Sorprendentemente, casi una cuarta parte de nuestro conjunto de datos se eliminó mediante deduplicación. Cuando observamos los pares casi duplicados que se encontraron, muchos de ellos incluían cambios significativos. Recuerde el ejemplo del reloj anterior: el conjunto de datos puede incluir muchas imágenes del mismo reloj en diferentes momentos del día. Si bien es probable que estas imágenes hagan que el modelo memorice la apariencia de este reloj en particular, también podrían ayudarlo a aprender a distinguir entre las horas del día en un reloj. Dada la cantidad de datos que se eliminaron, nos preocupaba que eliminar imágenes como esta pudiera haber afectado el rendimiento del modelo.

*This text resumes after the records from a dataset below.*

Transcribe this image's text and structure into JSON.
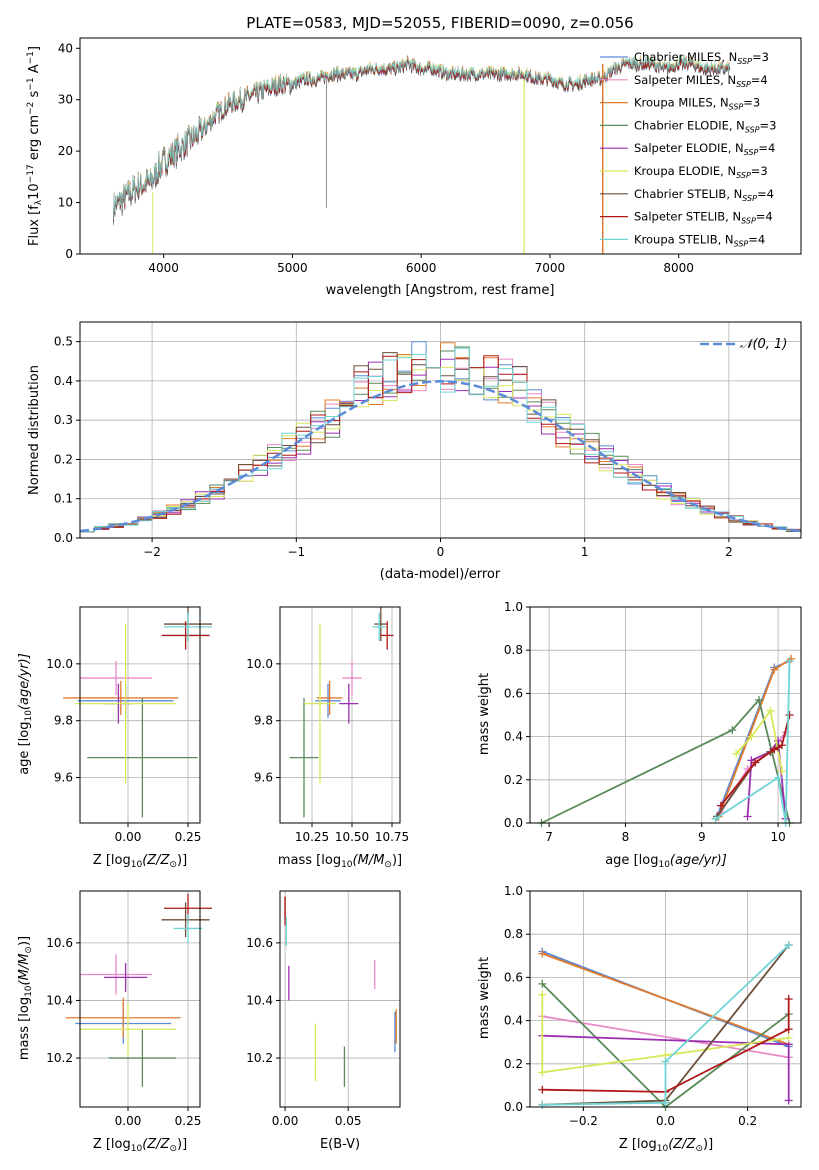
{
  "colors": {
    "chab_miles": "#5b8bd9",
    "salp_miles": "#e88ac8",
    "krou_miles": "#e07b2e",
    "chab_elod": "#5a8a5a",
    "salp_elod": "#9b2fb0",
    "krou_elod": "#d8e85a",
    "chab_stel": "#6b4e3a",
    "salp_stel": "#b01818",
    "krou_stel": "#70d4d4",
    "spec_main": "#7a7a7a",
    "gauss": "#5b8bd9",
    "grid": "#b0b0b0"
  },
  "spectrum": {
    "title": "PLATE=0583, MJD=52055, FIBERID=0090, z=0.056",
    "xlabel": "wavelength [Angstrom, rest frame]",
    "ylabel_a": "Flux [f",
    "ylabel_b": "λ",
    "ylabel_c": "10",
    "ylabel_d": "−17",
    "ylabel_e": " erg cm",
    "ylabel_f": "−2",
    "ylabel_g": " s",
    "ylabel_h": "−1",
    "ylabel_i": " A",
    "ylabel_j": "−1",
    "ylabel_k": "]",
    "xlim": [
      3350,
      8950
    ],
    "ylim": [
      0,
      42
    ],
    "xticks": [
      "4000",
      "5000",
      "6000",
      "7000",
      "8000"
    ],
    "yticks": [
      "0",
      "10",
      "20",
      "30",
      "40"
    ],
    "legend": [
      {
        "pre": "Chabrier MILES, N",
        "sub": "SSP",
        "post": "=3",
        "color": "chab_miles"
      },
      {
        "pre": "Salpeter MILES, N",
        "sub": "SSP",
        "post": "=4",
        "color": "salp_miles"
      },
      {
        "pre": "Kroupa MILES, N",
        "sub": "SSP",
        "post": "=3",
        "color": "krou_miles"
      },
      {
        "pre": "Chabrier ELODIE, N",
        "sub": "SSP",
        "post": "=3",
        "color": "chab_elod"
      },
      {
        "pre": "Salpeter ELODIE, N",
        "sub": "SSP",
        "post": "=4",
        "color": "salp_elod"
      },
      {
        "pre": "Kroupa ELODIE, N",
        "sub": "SSP",
        "post": "=3",
        "color": "krou_elod"
      },
      {
        "pre": "Chabrier STELIB, N",
        "sub": "SSP",
        "post": "=4",
        "color": "chab_stel"
      },
      {
        "pre": "Salpeter STELIB, N",
        "sub": "SSP",
        "post": "=4",
        "color": "salp_stel"
      },
      {
        "pre": "Kroupa STELIB, N",
        "sub": "SSP",
        "post": "=4",
        "color": "krou_stel"
      }
    ]
  },
  "residuals": {
    "xlabel": "(data-model)/error",
    "ylabel": "Normed distribution",
    "legend_label": "𝒩(0, 1)",
    "xlim": [
      -2.5,
      2.5
    ],
    "ylim": [
      0,
      0.55
    ],
    "xticks": [
      "−2",
      "−1",
      "0",
      "1",
      "2"
    ],
    "yticks": [
      "0.0",
      "0.1",
      "0.2",
      "0.3",
      "0.4",
      "0.5"
    ]
  },
  "age_Z": {
    "xlabel_a": "Z [log",
    "xlabel_b": "10",
    "xlabel_c": "(Z/Z",
    "xlabel_d": "⊙",
    "xlabel_e": ")]",
    "ylabel_a": "age  [log",
    "ylabel_b": "10",
    "ylabel_c": "(age/yr)]",
    "xlim": [
      -0.2,
      0.3
    ],
    "ylim": [
      9.44,
      10.2
    ],
    "xticks": [
      "0.00",
      "0.25"
    ],
    "yticks": [
      "9.6",
      "9.8",
      "10.0"
    ]
  },
  "age_mass": {
    "xlabel_a": "mass [log",
    "xlabel_b": "10",
    "xlabel_c": "(M/M",
    "xlabel_d": "⊙",
    "xlabel_e": ")]",
    "xlim": [
      10.05,
      10.8
    ],
    "ylim": [
      9.44,
      10.2
    ],
    "xticks": [
      "10.25",
      "10.50",
      "10.75"
    ],
    "yticks": [
      "9.6",
      "9.8",
      "10.0"
    ]
  },
  "mw_age": {
    "xlabel_a": "age  [log",
    "xlabel_b": "10",
    "xlabel_c": "(age/yr)]",
    "ylabel": "mass weight",
    "xlim": [
      6.75,
      10.3
    ],
    "ylim": [
      0,
      1
    ],
    "xticks": [
      "7",
      "8",
      "9",
      "10"
    ],
    "yticks": [
      "0.0",
      "0.2",
      "0.4",
      "0.6",
      "0.8",
      "1.0"
    ]
  },
  "mass_Z": {
    "xlabel_a": "Z [log",
    "xlabel_b": "10",
    "xlabel_c": "(Z/Z",
    "xlabel_d": "⊙",
    "xlabel_e": ")]",
    "ylabel_a": "mass [log",
    "ylabel_b": "10",
    "ylabel_c": "(M/M",
    "ylabel_d": "⊙",
    "ylabel_e": ")]",
    "xlim": [
      -0.2,
      0.3
    ],
    "ylim": [
      10.03,
      10.78
    ],
    "xticks": [
      "0.00",
      "0.25"
    ],
    "yticks": [
      "10.2",
      "10.4",
      "10.6"
    ]
  },
  "mass_ebv": {
    "xlabel": "E(B-V)",
    "xlim": [
      -0.004,
      0.091
    ],
    "ylim": [
      10.03,
      10.78
    ],
    "xticks": [
      "0.00",
      "0.05"
    ],
    "yticks": [
      "10.2",
      "10.4",
      "10.6"
    ]
  },
  "mw_Z": {
    "xlabel_a": "Z [log",
    "xlabel_b": "10",
    "xlabel_c": "(Z/Z",
    "xlabel_d": "⊙",
    "xlabel_e": ")]",
    "ylabel": "mass weight",
    "xlim": [
      -0.33,
      0.33
    ],
    "ylim": [
      0,
      1
    ],
    "xticks": [
      "−0.2",
      "0.0",
      "0.2"
    ],
    "yticks": [
      "0.0",
      "0.2",
      "0.4",
      "0.6",
      "0.8",
      "1.0"
    ]
  },
  "chart_data": [
    {
      "type": "line",
      "title": "PLATE=0583, MJD=52055, FIBERID=0090, z=0.056",
      "xlabel": "wavelength [Angstrom, rest frame]",
      "ylabel": "Flux [fλ 10^-17 erg cm^-2 s^-1 A^-1]",
      "xlim": [
        3350,
        8950
      ],
      "ylim": [
        0,
        42
      ],
      "continuum": {
        "x": [
          3600,
          3700,
          3800,
          3900,
          4000,
          4100,
          4200,
          4300,
          4400,
          4500,
          4600,
          4700,
          4800,
          4900,
          5000,
          5100,
          5200,
          5300,
          5400,
          5500,
          5600,
          5700,
          5800,
          5900,
          6000,
          6100,
          6200,
          6300,
          6400,
          6500,
          6600,
          6700,
          6800,
          6900,
          7000,
          7100,
          7200,
          7300,
          7400,
          7500,
          7600,
          7700,
          7800,
          7900,
          8000,
          8100,
          8200,
          8300,
          8400
        ],
        "y": [
          9,
          11,
          13,
          14,
          18,
          20,
          22,
          24,
          27,
          29,
          30,
          31,
          32,
          33,
          33,
          34,
          34,
          35,
          35,
          35,
          36,
          36,
          36,
          37,
          36,
          36,
          35,
          35,
          35,
          35,
          35,
          35,
          35,
          34,
          34,
          33,
          33,
          34,
          34,
          36,
          37,
          37,
          37,
          36,
          37,
          37,
          36,
          36,
          36
        ]
      },
      "legend": [
        "Chabrier MILES, N_SSP=3",
        "Salpeter MILES, N_SSP=4",
        "Kroupa MILES, N_SSP=3",
        "Chabrier ELODIE, N_SSP=3",
        "Salpeter ELODIE, N_SSP=4",
        "Kroupa ELODIE, N_SSP=3",
        "Chabrier STELIB, N_SSP=4",
        "Salpeter STELIB, N_SSP=4",
        "Kroupa STELIB, N_SSP=4"
      ],
      "legend_position": "upper-right"
    },
    {
      "type": "line",
      "xlabel": "(data-model)/error",
      "ylabel": "Normed distribution",
      "xlim": [
        -2.5,
        2.5
      ],
      "ylim": [
        0,
        0.55
      ],
      "grid": true,
      "histogram_style": "step",
      "series": [
        {
          "name": "𝒩(0, 1)",
          "style": "dashed",
          "function": "normal",
          "mu": 0,
          "sigma": 1
        }
      ],
      "legend_position": "upper-right"
    },
    {
      "type": "scatter",
      "panel": "age vs Z",
      "xlim": [
        -0.2,
        0.3
      ],
      "ylim": [
        9.44,
        10.2
      ],
      "points": [
        {
          "color": "chab_miles",
          "x": -0.01,
          "xerr": 0.2,
          "y": 9.87,
          "yerr": 0.06
        },
        {
          "color": "salp_miles",
          "x": -0.05,
          "xerr": 0.15,
          "y": 9.95,
          "yerr": 0.06
        },
        {
          "color": "krou_miles",
          "x": -0.03,
          "xerr": 0.24,
          "y": 9.88,
          "yerr": 0.06
        },
        {
          "color": "chab_elod",
          "x": 0.06,
          "xerr": 0.23,
          "y": 9.67,
          "yerr": 0.21
        },
        {
          "color": "salp_elod",
          "x": -0.04,
          "xerr": 0.06,
          "y": 9.86,
          "yerr": 0.07
        },
        {
          "color": "krou_elod",
          "x": -0.01,
          "xerr": 0.21,
          "y": 9.86,
          "yerr": 0.28
        },
        {
          "color": "chab_stel",
          "x": 0.25,
          "xerr": 0.1,
          "y": 10.14,
          "yerr": 0.06
        },
        {
          "color": "salp_stel",
          "x": 0.24,
          "xerr": 0.1,
          "y": 10.1,
          "yerr": 0.05
        },
        {
          "color": "krou_stel",
          "x": 0.25,
          "xerr": 0.1,
          "y": 10.13,
          "yerr": 0.05
        }
      ]
    },
    {
      "type": "scatter",
      "panel": "age vs mass",
      "xlim": [
        10.05,
        10.8
      ],
      "ylim": [
        9.44,
        10.2
      ],
      "points": [
        {
          "color": "chab_miles",
          "x": 10.35,
          "xerr": 0.08,
          "y": 9.87,
          "yerr": 0.06
        },
        {
          "color": "salp_miles",
          "x": 10.5,
          "xerr": 0.06,
          "y": 9.95,
          "yerr": 0.06
        },
        {
          "color": "krou_miles",
          "x": 10.36,
          "xerr": 0.08,
          "y": 9.88,
          "yerr": 0.06
        },
        {
          "color": "chab_elod",
          "x": 10.2,
          "xerr": 0.09,
          "y": 9.67,
          "yerr": 0.21
        },
        {
          "color": "salp_elod",
          "x": 10.48,
          "xerr": 0.06,
          "y": 9.86,
          "yerr": 0.07
        },
        {
          "color": "krou_elod",
          "x": 10.3,
          "xerr": 0.1,
          "y": 9.86,
          "yerr": 0.28
        },
        {
          "color": "chab_stel",
          "x": 10.68,
          "xerr": 0.04,
          "y": 10.14,
          "yerr": 0.06
        },
        {
          "color": "salp_stel",
          "x": 10.72,
          "xerr": 0.04,
          "y": 10.1,
          "yerr": 0.05
        },
        {
          "color": "krou_stel",
          "x": 10.67,
          "xerr": 0.04,
          "y": 10.13,
          "yerr": 0.05
        }
      ]
    },
    {
      "type": "line",
      "panel": "mass weight vs age",
      "xlabel": "age [log10(age/yr)]",
      "ylabel": "mass weight",
      "xlim": [
        6.75,
        10.3
      ],
      "ylim": [
        0,
        1
      ],
      "grid": true,
      "series": [
        {
          "color": "chab_miles",
          "x": [
            9.2,
            9.95,
            10.15
          ],
          "y": [
            0.03,
            0.72,
            0.75
          ]
        },
        {
          "color": "salp_miles",
          "x": [
            9.25,
            9.6,
            9.9,
            10.1
          ],
          "y": [
            0.05,
            0.25,
            0.33,
            0.42
          ]
        },
        {
          "color": "krou_miles",
          "x": [
            9.22,
            9.95,
            10.17
          ],
          "y": [
            0.03,
            0.71,
            0.76
          ]
        },
        {
          "color": "chab_elod",
          "x": [
            6.9,
            9.4,
            9.75,
            10.15
          ],
          "y": [
            0.0,
            0.43,
            0.57,
            0.0
          ]
        },
        {
          "color": "salp_elod",
          "x": [
            9.6,
            9.65,
            9.9,
            10.0,
            10.1
          ],
          "y": [
            0.03,
            0.29,
            0.33,
            0.38,
            0.02
          ]
        },
        {
          "color": "krou_elod",
          "x": [
            9.45,
            9.65,
            9.9,
            10.05
          ],
          "y": [
            0.32,
            0.4,
            0.52,
            0.24
          ]
        },
        {
          "color": "chab_stel",
          "x": [
            9.2,
            9.7,
            9.9,
            10.0
          ],
          "y": [
            0.03,
            0.28,
            0.33,
            0.35
          ]
        },
        {
          "color": "salp_stel",
          "x": [
            9.25,
            9.7,
            9.95,
            10.05,
            10.15
          ],
          "y": [
            0.08,
            0.28,
            0.34,
            0.36,
            0.5
          ]
        },
        {
          "color": "krou_stel",
          "x": [
            9.18,
            10.0,
            10.1,
            10.15
          ],
          "y": [
            0.02,
            0.21,
            0.0,
            0.75
          ]
        }
      ]
    },
    {
      "type": "scatter",
      "panel": "mass vs Z",
      "xlim": [
        -0.2,
        0.3
      ],
      "ylim": [
        10.03,
        10.78
      ],
      "points": [
        {
          "color": "chab_miles",
          "x": -0.02,
          "xerr": 0.2,
          "y": 10.32,
          "yerr": 0.07
        },
        {
          "color": "salp_miles",
          "x": -0.05,
          "xerr": 0.15,
          "y": 10.49,
          "yerr": 0.07
        },
        {
          "color": "krou_miles",
          "x": -0.02,
          "xerr": 0.24,
          "y": 10.34,
          "yerr": 0.07
        },
        {
          "color": "chab_elod",
          "x": 0.06,
          "xerr": 0.14,
          "y": 10.2,
          "yerr": 0.1
        },
        {
          "color": "salp_elod",
          "x": -0.01,
          "xerr": 0.09,
          "y": 10.48,
          "yerr": 0.05
        },
        {
          "color": "krou_elod",
          "x": 0.0,
          "xerr": 0.2,
          "y": 10.3,
          "yerr": 0.09
        },
        {
          "color": "chab_stel",
          "x": 0.24,
          "xerr": 0.1,
          "y": 10.68,
          "yerr": 0.06
        },
        {
          "color": "salp_stel",
          "x": 0.25,
          "xerr": 0.1,
          "y": 10.72,
          "yerr": 0.05
        },
        {
          "color": "krou_stel",
          "x": 0.25,
          "xerr": 0.06,
          "y": 10.65,
          "yerr": 0.05
        }
      ]
    },
    {
      "type": "scatter",
      "panel": "mass vs E(B-V)",
      "xlim": [
        -0.004,
        0.091
      ],
      "ylim": [
        10.03,
        10.78
      ],
      "points": [
        {
          "color": "chab_miles",
          "x": 0.087,
          "y": 10.29,
          "yerr": 0.07
        },
        {
          "color": "salp_miles",
          "x": 0.071,
          "y": 10.49,
          "yerr": 0.05
        },
        {
          "color": "krou_miles",
          "x": 0.088,
          "y": 10.31,
          "yerr": 0.06
        },
        {
          "color": "chab_elod",
          "x": 0.047,
          "y": 10.17,
          "yerr": 0.07
        },
        {
          "color": "salp_elod",
          "x": 0.003,
          "y": 10.46,
          "yerr": 0.06
        },
        {
          "color": "krou_elod",
          "x": 0.024,
          "y": 10.22,
          "yerr": 0.1
        },
        {
          "color": "chab_stel",
          "x": 0.0,
          "y": 10.72,
          "yerr": 0.04
        },
        {
          "color": "salp_stel",
          "x": 0.0,
          "y": 10.71,
          "yerr": 0.05
        },
        {
          "color": "krou_stel",
          "x": 0.001,
          "y": 10.64,
          "yerr": 0.05
        }
      ]
    },
    {
      "type": "line",
      "panel": "mass weight vs Z",
      "xlabel": "Z [log10(Z/Z_sun)]",
      "ylabel": "mass weight",
      "xlim": [
        -0.33,
        0.33
      ],
      "ylim": [
        0,
        1
      ],
      "grid": true,
      "series": [
        {
          "color": "chab_miles",
          "x": [
            -0.3,
            0.3
          ],
          "y": [
            0.72,
            0.28
          ]
        },
        {
          "color": "salp_miles",
          "x": [
            -0.3,
            0.3
          ],
          "y": [
            0.42,
            0.23
          ]
        },
        {
          "color": "krou_miles",
          "x": [
            -0.3,
            0.3
          ],
          "y": [
            0.71,
            0.29
          ]
        },
        {
          "color": "chab_elod",
          "x": [
            -0.3,
            0.0,
            0.3
          ],
          "y": [
            0.57,
            0.0,
            0.43
          ]
        },
        {
          "color": "salp_elod",
          "x": [
            -0.3,
            0.3,
            0.3
          ],
          "y": [
            0.33,
            0.29,
            0.03
          ]
        },
        {
          "color": "krou_elod",
          "x": [
            -0.3,
            -0.3,
            0.0,
            0.3
          ],
          "y": [
            0.52,
            0.16,
            0.24,
            0.32
          ]
        },
        {
          "color": "chab_stel",
          "x": [
            -0.3,
            0.0,
            0.3
          ],
          "y": [
            0.01,
            0.03,
            0.75
          ]
        },
        {
          "color": "salp_stel",
          "x": [
            -0.3,
            0.0,
            0.3,
            0.3
          ],
          "y": [
            0.08,
            0.07,
            0.36,
            0.5
          ]
        },
        {
          "color": "krou_stel",
          "x": [
            -0.3,
            0.0,
            0.0,
            0.3
          ],
          "y": [
            0.01,
            0.02,
            0.21,
            0.75
          ]
        }
      ]
    }
  ]
}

Para probar el efecto de la deduplicación en nuestros modelos, entrenamos dos modelos con hiperparámetros idénticos: uno en el conjunto de datos completo y otro en la versión deduplicada del conjunto de datos. Para comparar los modelos, utilizamos las mismas evaluaciones humanas que utilizamos para evaluar nuestro modelo GLIDE original. Sorprendentemente, encontramos que los evaluadores humanos ligeramente privilegiado el modelo se entrenó con datos deduplicados, lo que sugiere que la gran cantidad de imágenes redundantes en el conjunto de datos en realidad estaba perjudicando el rendimiento.
Una vez que tuvimos un modelo entrenado con datos deduplicados, volvimos a ejecutar la búsqueda de regurgitación que habíamos realizado anteriormente en más de 50.000 mensajes del conjunto de datos de entrenamiento. Descubrimos que el nuevo modelo nunca regurgitó una imagen de entrenamiento cuando se le dio la indicación exacta para la imagen del conjunto de datos de entrenamiento. Para llevar esta prueba un paso más allá, también realizamos una búsqueda del vecino más cercano en todo el conjunto de datos de entrenamiento para cada una de las 50.000 imágenes generadas. De esta manera, pensamos que podríamos atrapar al modelo regurgitando una imagen diferente a la asociada con un mensaje determinado. Incluso con este control más exhaustivo, nunca encontramos un caso de regurgitación de imágenes.